Second, the Jan. 13 episode of "The Wire" had a subtle disability theme. This season of the show is focused on the media, and an aggressive reporter at The Baltimore Sun (a fictional newspaper in the show because they use character names?) goes out to do an uplifting opening day feature about the Orioles, but instead of lots of happy, baseball-loving fans, he finds grumpy, un-quoteable people who really don't care about opening day. But later in the show, he comes back into the newsroom with an amazing tale of a disabled teen who wheeled himself to the game because of his love of baseball. The kid was supposedly disabled from gang crossfire a few years before. The editor LOVES this angle, because editors know that anytime they can work a person with a disability into a story it ups the drama and may get more readers. :->
But the editor wants a picture of the disabled kid to run on page 1. . . .and that's where the journalistic drama begins. The reporter, who just wants to make a name for himself so he can get to a "better" newspaper, throws out a litany of excuses. But the editor (played brilliantly by Clark Johnson) wants that picture! So being a good a journalist, he knows that The Sun would have covered a kid disabled in gang crossfire but finds no evidence of the paper ever doing such a story.

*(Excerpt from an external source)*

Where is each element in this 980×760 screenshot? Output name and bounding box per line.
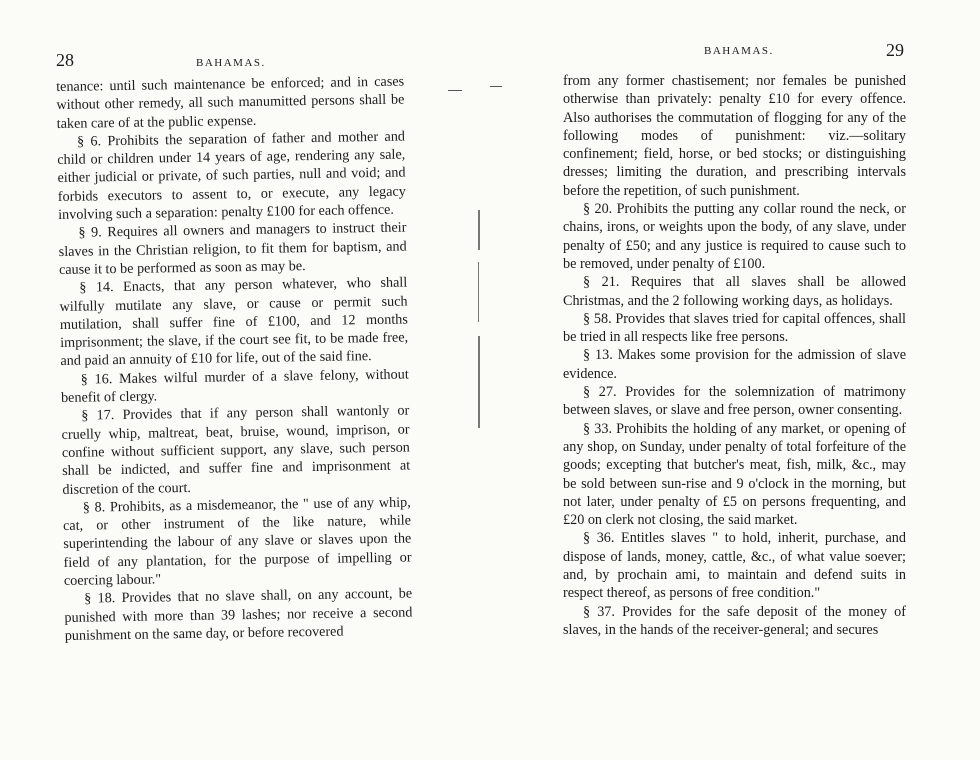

The editor's "Jayson Blair radar" (http://www.slate.com/id/2082741/) goes up, and he's concerned about running a story about a kid who no one can verify exists. But his boss is looking for just this kind of "pull at your heart strings" story for the front page and overrules him with a figurative "run that baby." (There's an old Bloom County cartoon that pictures a kid in a wheelchair eating ice cream on a beautiful day in front of a fountain and the editor in the last frame of the cartoon sees the picture of the kid and exclaims "run that baby!", which I have always felt is a great visual representation of what is really going through some editors' minds.)
All this to say, in my experience "The Wire" is right on the mark, because some journalists, and especially editors, put way too much emphasis on using people with disabilities as the inspirational main characters in fluffy feature stories.
I have always advocated that people with disabilities and disability issues should be covered in the news more rather than less, but when it comes to fluffy features, this inspirational dreck does more harm than good, IMHO. The trouble with inspiration is that the flip side of its message is tragedy. HolLynn D'Lil, a wheelchair user, explained in Mainstream magazine several years ago that, "Being told that you're inspirational when you're doing something ordinary is an assault on your self-concept. Suddenly you're reminded once again of the traditional attitudes about disabilities, that no matter who you are, what you do, how you feel, to some people you'll always be a tragic figure."